Гегель считал, что метафоры и сравнения перегружают драму, мешают действовать герою, отвлекают тем самым от ситуации данного положения. Он говорит: «Правда, образы и сравнения у Шекспира и в самом деле часто неуклюжи и слишком нагромождены»[67] . Но, нагружая человека, они подымают его над жизнью, не отрывая его от того, что понятно сердцу.
У Толстого в «Хаджи-Мурате» описано, как гуляет Маша, жена коменданта крепости, и рядом с ней идет влюбленный в нее молодой проигравшийся офицер Бутлер.

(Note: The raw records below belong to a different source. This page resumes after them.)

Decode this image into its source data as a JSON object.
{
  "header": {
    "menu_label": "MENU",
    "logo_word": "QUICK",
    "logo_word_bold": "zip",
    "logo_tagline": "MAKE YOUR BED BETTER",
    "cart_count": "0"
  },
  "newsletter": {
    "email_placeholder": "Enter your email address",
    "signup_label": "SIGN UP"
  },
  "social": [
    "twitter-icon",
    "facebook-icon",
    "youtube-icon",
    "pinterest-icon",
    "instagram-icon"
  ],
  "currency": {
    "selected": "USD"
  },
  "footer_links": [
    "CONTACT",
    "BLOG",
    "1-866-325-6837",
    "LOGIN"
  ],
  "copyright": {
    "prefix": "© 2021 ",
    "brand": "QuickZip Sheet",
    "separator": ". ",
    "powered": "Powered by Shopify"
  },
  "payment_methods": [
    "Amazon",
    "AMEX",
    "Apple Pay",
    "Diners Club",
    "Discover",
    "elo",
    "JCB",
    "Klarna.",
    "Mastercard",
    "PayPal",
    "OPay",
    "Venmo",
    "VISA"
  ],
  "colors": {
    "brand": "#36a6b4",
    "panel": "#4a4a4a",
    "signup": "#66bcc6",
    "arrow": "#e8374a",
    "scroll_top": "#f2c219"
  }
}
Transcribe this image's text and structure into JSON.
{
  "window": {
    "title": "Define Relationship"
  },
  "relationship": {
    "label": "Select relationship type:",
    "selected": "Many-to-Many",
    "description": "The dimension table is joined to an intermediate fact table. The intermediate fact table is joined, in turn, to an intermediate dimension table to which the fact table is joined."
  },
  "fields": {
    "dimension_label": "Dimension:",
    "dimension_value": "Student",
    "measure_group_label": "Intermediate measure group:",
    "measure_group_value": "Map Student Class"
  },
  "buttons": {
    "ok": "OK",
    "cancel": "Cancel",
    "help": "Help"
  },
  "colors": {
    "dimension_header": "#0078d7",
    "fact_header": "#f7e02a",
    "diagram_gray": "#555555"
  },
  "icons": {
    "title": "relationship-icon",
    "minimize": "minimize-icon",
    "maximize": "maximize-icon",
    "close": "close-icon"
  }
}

За ними – луна, и они обведены сиянием луны, чертою сияния. Вероятно, такое обтекание светом возможно, во всяком случае я верю Толстому. Но вот это выделение героя, подчеркивание его прекрасности – реальность; необходимый для определения человеческих качеств сигнал высокого.
У новеллиста брат Джульетты напал на Ромео. Ромео не хотел с ним сражаться. Он только защищался, пользуясь тем, что на нем была надета кольчуга с нарукавниками. Тибальт погиб случайно.
У Шекспира Тибальт напал на Меркуцио и убил его. Меркуцио впоследствии Пушкин любил в этой трагедии больше всех остальных.
Он говорил, что это дух Возрождения – веселый, жизнерадостный, великодушно легкомысленный человек.
Ромео принужден долгом сражаться с братом любимой: он ничем не защищен, он поставлен в необходимость убить человека, зная, что это навсегда лишит его Джульетты.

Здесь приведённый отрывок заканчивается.